Ärzte Zeitung online, 08.11.2017
 

Honorar

HzV knackt zum zweiten Mal Milliarden-Grenze

Die Hausarztzentrierte Versorgung (HzV) ist weiter auf Erfolgskurs. Das berichtet Hausärzteverbandschef Mehl im Gespräch mit der "Ärzte Zeitung".

Von Raimund Schmid

BAD ORB. Bis Ende 2017 wird mit sämtlichen Verträgen zur Hausarztzentrierten Versorgung (HzV) ein Gesamthonorar in Höhe von 1,15 bis 1,2 Milliarden Euro generiert werden können. Und bis 2019 wird die 1,5 Milliarden-Marke vermutlich erreicht und überschritten.

Dies hat Eberhard Mehl, Hauptgeschäftsführer des Deutschen Hausärzteverbandes, im Gespräch mit der "Ärzte Zeitung" bei der practica 2017 in Bad Orb mitgeteilt. Zur Erinnerung: 2015 hatte das HzV-Honorarvolumen noch unter einer Milliarde Euro (970 Millionen) gelegen. Im Jahr 2016 konnte dann erstmals die Milliardengrenze (1,03 Milliarden Euro) überschritten werden.

Flächendeckendes Angebot

580 Einzelverträge und 75 Verbundverträge zur Hausarztzentrierten Versorgung gab es im Jahr 2016 bundesweit – damit konnte sie laut Hausärzteverband fast flächendeckend angeboten werden.

Nach Angaben von Mehl liegt dies vor allem daran, dass die HzV im Jahr 2016 mit 580 Einzelverträgen und 75 HzV-Verbundverträgen fast flächendeckend angeboten werden konnte. Nur in Sachsen-Anhalt, Mecklenburg-Vorpommern, Niedersachsen und Thüringen hinke man hinterher, wobei den Hausärzten in Sachsen-Anhalt und Niedersachsen auch lukrative Add-on-Verträge der dortigen KVen zur Verfügung stünden.

In Baden-Württemberg und Bayern könne die HzV inzwischen zusammen rund 3,5 Millionen eingeschriebene Patienten vorweisen. Auf einem guten Weg seien nun auch Nordrhein-Westfalen, Westfalen-Lippe und Hessen.
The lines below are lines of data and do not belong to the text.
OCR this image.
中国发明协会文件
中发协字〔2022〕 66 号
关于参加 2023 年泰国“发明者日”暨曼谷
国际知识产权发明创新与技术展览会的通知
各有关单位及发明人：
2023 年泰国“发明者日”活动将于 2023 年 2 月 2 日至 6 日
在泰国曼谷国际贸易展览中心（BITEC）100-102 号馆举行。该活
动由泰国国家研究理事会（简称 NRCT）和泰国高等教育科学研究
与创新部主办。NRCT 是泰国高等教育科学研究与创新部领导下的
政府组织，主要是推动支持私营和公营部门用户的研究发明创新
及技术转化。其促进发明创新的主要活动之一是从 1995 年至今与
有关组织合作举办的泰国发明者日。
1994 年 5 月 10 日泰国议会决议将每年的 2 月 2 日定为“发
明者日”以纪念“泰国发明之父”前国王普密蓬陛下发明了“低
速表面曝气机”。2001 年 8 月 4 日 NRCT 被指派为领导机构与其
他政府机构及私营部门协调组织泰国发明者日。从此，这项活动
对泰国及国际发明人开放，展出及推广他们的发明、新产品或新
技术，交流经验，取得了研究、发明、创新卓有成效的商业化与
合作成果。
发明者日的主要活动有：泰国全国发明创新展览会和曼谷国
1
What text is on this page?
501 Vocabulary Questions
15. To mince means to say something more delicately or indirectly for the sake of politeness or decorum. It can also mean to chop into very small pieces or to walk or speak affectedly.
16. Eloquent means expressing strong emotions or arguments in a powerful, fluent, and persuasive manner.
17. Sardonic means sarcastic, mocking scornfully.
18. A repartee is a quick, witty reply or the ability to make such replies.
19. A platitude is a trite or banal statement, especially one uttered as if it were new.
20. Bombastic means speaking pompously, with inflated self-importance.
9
Auch dort seien mittlerweile fast eine Million Versicherte (Westfalen-Lippe: 450.000, Nordrhein: 270.000 und Hessen: 203.000) eingeschrieben, die Einschreibequoten nähmen in diesen drei Regionen am deutlichsten zu. AOK-Vollversorgungsverträge stünden zudem in Rheinland-Pfalz und im Saarland vor dem Abschluss, sagte Mehl.

Millionen eingeschrieben

In HzV-Verträge sind bundesweit derzeit mehr als 4,5 Millionen Versicherte eingeschrieben. Zusammen mit den Add-on-Verträgen sind es 6,5 Millionen Versicherte. Nachteil der Add-on-Verträge sei jedoch, dass sie auf der gedeckelten Gesamtvergütung ansetzten, so die Kritik vieler Teilnehmer bei der practica.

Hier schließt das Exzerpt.